First, in case there is a simpler way to solve this problem, here is an outline of what I am trying to accomplish. I want to Annotate my test methods with a KnownIssue annotation (extending AbstractAnnotationDrivenExtension) that takes a defect ID as a parameter and checks the status of the defect before executing the tests. If the defect is fixed, it will continue execution, if it is not fixed I want it to ignore the test, but if it is closed or deleted, I want to induce a test failure with logging stating that the test should be removed or updated and the annotation removed since the defect is now closed or deleted.
I have everything working up until inducing a test failure. What I have tried that doesn't work:
- Throwing an exception in the visitFeatureAnnotation method, which causes a failure which causes all tests thereafter not to execute.
- Creating a class that extends Spec and including a test method that logs a message and fails, then tried to use feature.featureMethod.setReflection() to set the method to execute to the other method. In this case, I get a java.lang.IllegalArgumentException : object is not an instance of declaring class
- I then tried using ExpandoMetaClass to add a method directly to the declaringClass, and point feature.featureMethod.setReflection to point to it, but I still get the same IllegalArgumentException.
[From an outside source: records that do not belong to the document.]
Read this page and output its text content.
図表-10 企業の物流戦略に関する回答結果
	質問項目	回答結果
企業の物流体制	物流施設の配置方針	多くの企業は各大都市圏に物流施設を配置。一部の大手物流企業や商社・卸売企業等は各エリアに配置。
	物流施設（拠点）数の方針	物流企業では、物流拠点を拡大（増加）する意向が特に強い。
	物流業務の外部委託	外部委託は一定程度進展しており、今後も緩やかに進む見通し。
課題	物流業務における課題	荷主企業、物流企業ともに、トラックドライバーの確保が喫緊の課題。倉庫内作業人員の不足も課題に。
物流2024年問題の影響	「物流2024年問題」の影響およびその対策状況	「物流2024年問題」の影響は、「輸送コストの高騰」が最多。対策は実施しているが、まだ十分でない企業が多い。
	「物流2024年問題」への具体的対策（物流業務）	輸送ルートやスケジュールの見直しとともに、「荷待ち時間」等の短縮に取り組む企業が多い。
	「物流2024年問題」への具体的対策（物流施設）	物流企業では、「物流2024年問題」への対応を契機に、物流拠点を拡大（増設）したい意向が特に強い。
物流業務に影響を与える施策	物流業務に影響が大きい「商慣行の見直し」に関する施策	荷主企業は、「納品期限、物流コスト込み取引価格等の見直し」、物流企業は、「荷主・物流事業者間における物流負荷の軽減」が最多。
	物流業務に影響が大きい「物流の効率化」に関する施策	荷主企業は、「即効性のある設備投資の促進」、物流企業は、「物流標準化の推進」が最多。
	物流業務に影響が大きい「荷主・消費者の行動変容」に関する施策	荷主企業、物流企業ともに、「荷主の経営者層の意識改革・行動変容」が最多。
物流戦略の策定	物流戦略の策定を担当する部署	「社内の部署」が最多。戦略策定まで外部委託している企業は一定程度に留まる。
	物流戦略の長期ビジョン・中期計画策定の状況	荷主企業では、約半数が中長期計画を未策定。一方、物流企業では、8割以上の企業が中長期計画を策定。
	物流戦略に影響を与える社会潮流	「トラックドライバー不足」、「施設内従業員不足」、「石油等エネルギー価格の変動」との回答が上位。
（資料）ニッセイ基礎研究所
Here is what I have inside of my visitFeatureAnnotation method for my latest attempt:
def myMetaClass = feature.getFeatureMethod().getReflection().declaringClass.metaClass
myMetaClass.KnownIssueMethod = { -> return false }
feature.featureMethod.setReflection(myMetaClass.methods[0].getDoCall().getCachedMethod());
Any other ideas on how I could accomplish this, and either induce a test failure, or replace the method with another that will fail?